Haze’evot in Berlins lautester Platte: Alles okay, Mama?
Die israelische Band Haze’evot machte im Berliner Orwo-Haus halt. Die fünf Frauen, die an radikale Veränderung von unten glauben, rockten das Haus.
Foto: Clydell Heidrich
Haze’evot haben viel Spaß auf der Bühne. Obwohl die klein ist, tanzen und springen die drei Frontfrauen der Band wild auf und ab, was ihrer präzisen, energischen und gutgelaunten Musik entspricht. Irgendwann klettert die Bassistin auf das Drumkit ihrer Kollegin und spielt dort weiter. Nicht alle ihre Songs sind Punk, ihre Attitüde allemal.
Hinten links steht cool die Rhythmusgitarristin mit Sonnenbrille, die sich aber das Lächeln auch nicht verkneifen kann, während die Keyboarderin und die zweite Gitarristin, die manchmal ihre Rollen tauschen, viel gemeinsam lachen. Es macht Spaß, dieser Band zuzuschauen, die dermaßen viel positive Energie ausstößt.
Wir befinden uns im Orwo-Haus, an einem Mittwochabend, in Berlin-Marzahn. Das Orwo-Haus könnte sich auch in einer Plattenbausiedlung am Rand von Warschau oder Sofia befinden und ist laut Selbstauskunft „die lauteste Platte Berlins“. Wer vor dem Konzert ankommt, hört mehrere Bands proben. Die einstige Betriebsstätte des Film-, Tonband- und Kassettenherstellers aus der DDR beherbergt knapp 100 Proberäume, mehrere Tonstudios und Veranstaltungsräume.
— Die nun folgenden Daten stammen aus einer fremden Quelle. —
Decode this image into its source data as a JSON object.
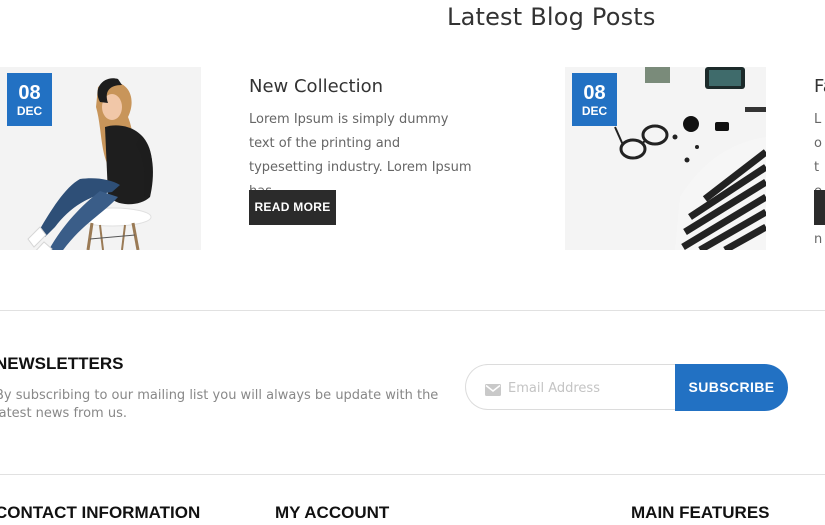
{
  "blog": {
    "title": "Latest Blog Posts",
    "posts": [
      {
        "day": "08",
        "month": "DEC",
        "title": "New Collection",
        "excerpt": "Lorem Ipsum is simply dummy text of the printing and typesetting industry. Lorem Ipsum has...",
        "read_more": "READ MORE"
      },
      {
        "day": "08",
        "month": "DEC",
        "title": "Fa",
        "excerpt": "Lo te in",
        "read_more": ""
      }
    ]
  },
  "newsletter": {
    "title": "NEWSLETTERS",
    "description": "By subscribing to our mailing list you will always be update with the latest news from us.",
    "email_placeholder": "Email Address",
    "subscribe_label": "SUBSCRIBE",
    "accent_color": "#2271c3"
  },
  "footer": {
    "columns": [
      {
        "title": "CONTACT INFORMATION"
      },
      {
        "title": "MY ACCOUNT"
      },
      {
        "title": "MAIN FEATURES"
      }
    ]
  }
}
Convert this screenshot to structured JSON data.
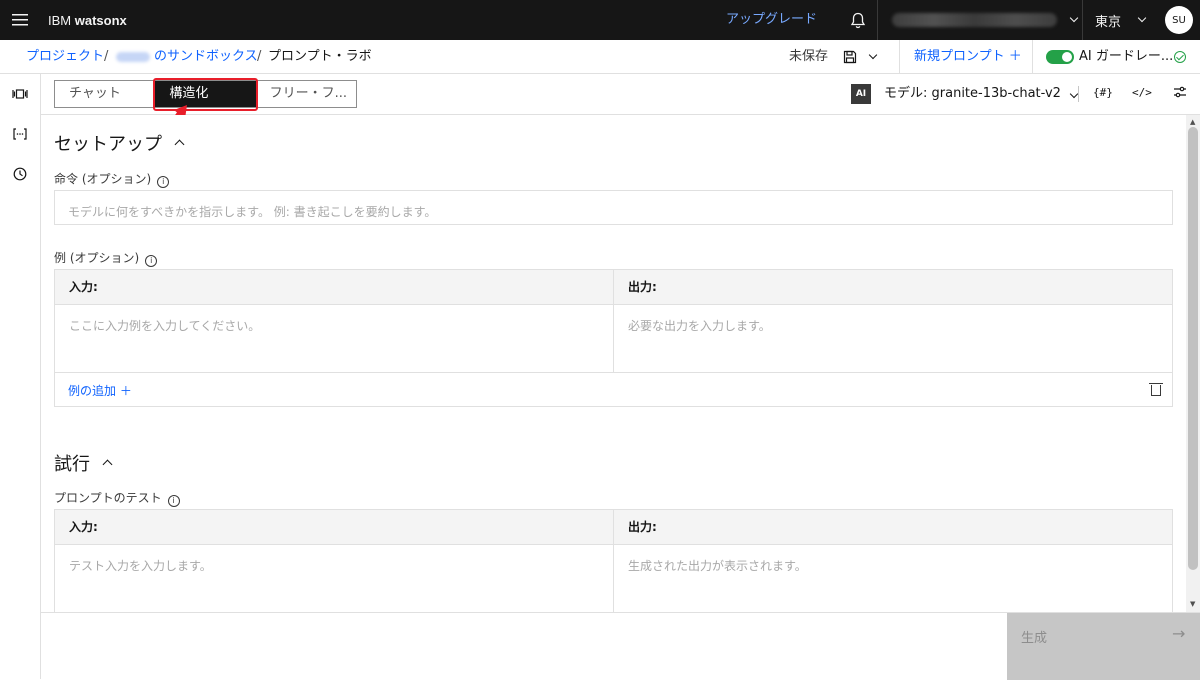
{
  "app": {
    "brand_light": "IBM",
    "brand_bold": "watsonx"
  },
  "header": {
    "upgrade": "アップグレード",
    "region": "東京",
    "avatar": "SU"
  },
  "breadcrumb": {
    "projects": "プロジェクト",
    "sep1": "/",
    "sandbox": "のサンドボックス",
    "sep2": "/",
    "current": "プロンプト・ラボ"
  },
  "status": {
    "unsaved": "未保存",
    "new_prompt": "新規プロンプト ＋",
    "guardrails": "AI ガードレー..."
  },
  "tabs": {
    "chat": "チャット",
    "structured": "構造化",
    "freeform": "フリー・フ..."
  },
  "model": {
    "badge": "AI",
    "label": "モデル: granite-13b-chat-v2"
  },
  "toolbar_icons": {
    "vars": "{#}",
    "code": "</>"
  },
  "setup": {
    "title": "セットアップ",
    "instruction_label": "命令 (オプション)",
    "instruction_placeholder": "モデルに何をすべきかを指示します。 例: 書き起こしを要約します。",
    "examples_label": "例 (オプション)",
    "input_header": "入力:",
    "output_header": "出力:",
    "input_placeholder": "ここに入力例を入力してください。",
    "output_placeholder": "必要な出力を入力します。",
    "add_example": "例の追加 ＋"
  },
  "trial": {
    "title": "試行",
    "test_label": "プロンプトのテスト",
    "input_header": "入力:",
    "output_header": "出力:",
    "input_placeholder": "テスト入力を入力します。",
    "output_placeholder": "生成された出力が表示されます。"
  },
  "footer": {
    "generate": "生成",
    "arrow": "→"
  },
  "colors": {
    "accent": "#0f62fe",
    "highlight": "#e81e2a",
    "toggle": "#24a148",
    "topbar": "#161616"
  }
}
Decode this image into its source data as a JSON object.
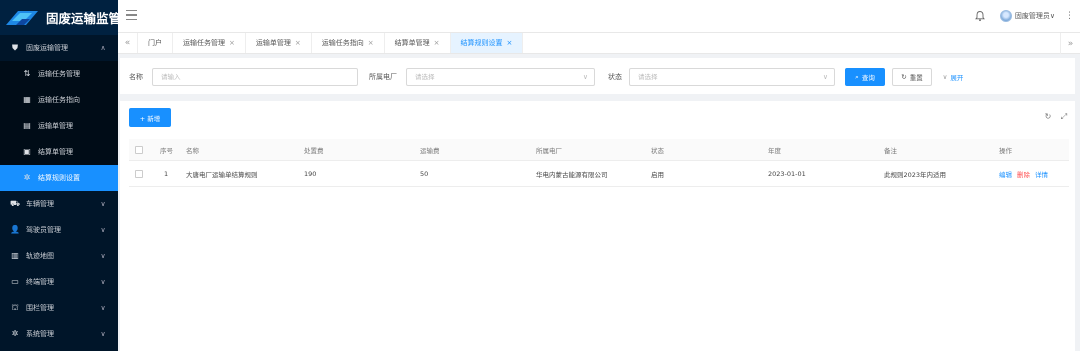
{
  "app": {
    "title": "固废运输监管"
  },
  "sidebar": {
    "items": [
      {
        "label": "固废运输管理",
        "icon": "shield-icon",
        "expanded": true
      },
      {
        "label": "运输任务管理",
        "icon": "tasks-icon"
      },
      {
        "label": "运输任务指向",
        "icon": "calendar-icon"
      },
      {
        "label": "运输单管理",
        "icon": "document-icon"
      },
      {
        "label": "结算单管理",
        "icon": "briefcase-icon"
      },
      {
        "label": "结算规则设置",
        "icon": "gear-icon",
        "active": true
      },
      {
        "label": "车辆管理",
        "icon": "truck-icon"
      },
      {
        "label": "驾驶员管理",
        "icon": "user-icon"
      },
      {
        "label": "轨迹地图",
        "icon": "map-icon"
      },
      {
        "label": "终端管理",
        "icon": "terminal-icon"
      },
      {
        "label": "围栏管理",
        "icon": "fence-icon"
      },
      {
        "label": "系统管理",
        "icon": "gear-icon"
      }
    ]
  },
  "header": {
    "user": "固废管理员∨",
    "more": "⋮"
  },
  "tabs": [
    {
      "label": "门户",
      "closable": false
    },
    {
      "label": "运输任务管理",
      "closable": true
    },
    {
      "label": "运输单管理",
      "closable": true
    },
    {
      "label": "运输任务指向",
      "closable": true
    },
    {
      "label": "结算单管理",
      "closable": true
    },
    {
      "label": "结算规则设置",
      "closable": true,
      "active": true
    }
  ],
  "filter": {
    "name_label": "名称",
    "name_placeholder": "请输入",
    "plant_label": "所属电厂",
    "plant_placeholder": "请选择",
    "status_label": "状态",
    "status_placeholder": "请选择",
    "search_label": "查询",
    "reset_label": "重置",
    "expand_label": "展开"
  },
  "toolbar": {
    "add_label": "+ 新增"
  },
  "table": {
    "columns": [
      "序号",
      "名称",
      "处置费",
      "运输费",
      "所属电厂",
      "状态",
      "年度",
      "备注",
      "操作"
    ],
    "rows": [
      {
        "index": "1",
        "name": "大唐电厂运输单结算规则",
        "disposal_fee": "190",
        "transport_fee": "50",
        "plant": "华电内蒙古能源有限公司",
        "status": "启用",
        "year": "2023-01-01",
        "remark": "此规则2023年内适用",
        "edit": "编辑",
        "delete": "删除",
        "detail": "详情"
      }
    ]
  },
  "colors": {
    "primary": "#1890ff",
    "sidebar_bg": "#001529",
    "danger": "#ff4d4f"
  }
}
Und es finden Konzerte von Bands wie Haze’evot statt, die derzeit auf einer Tour durch Deutschland und die Schweiz unterwegs sind.
Wo Hoffnung ist, sei alles möglich
Manchmal gehen ihre Stücke direkt ineinander über. Zwischendurch machen sie launige Ansagen, wie vor ihrem Song über die Yogalehrerin. Sie erzählen auch, dass sie eben in Chemnitz beim Musikmeile-Festival gespielt haben, wo sie eine Woche lang an ihren Stücken feilen konnten. Auf dem Festival haben sie Workshops gemacht und eine FLINTA*-Jamsession organisiert.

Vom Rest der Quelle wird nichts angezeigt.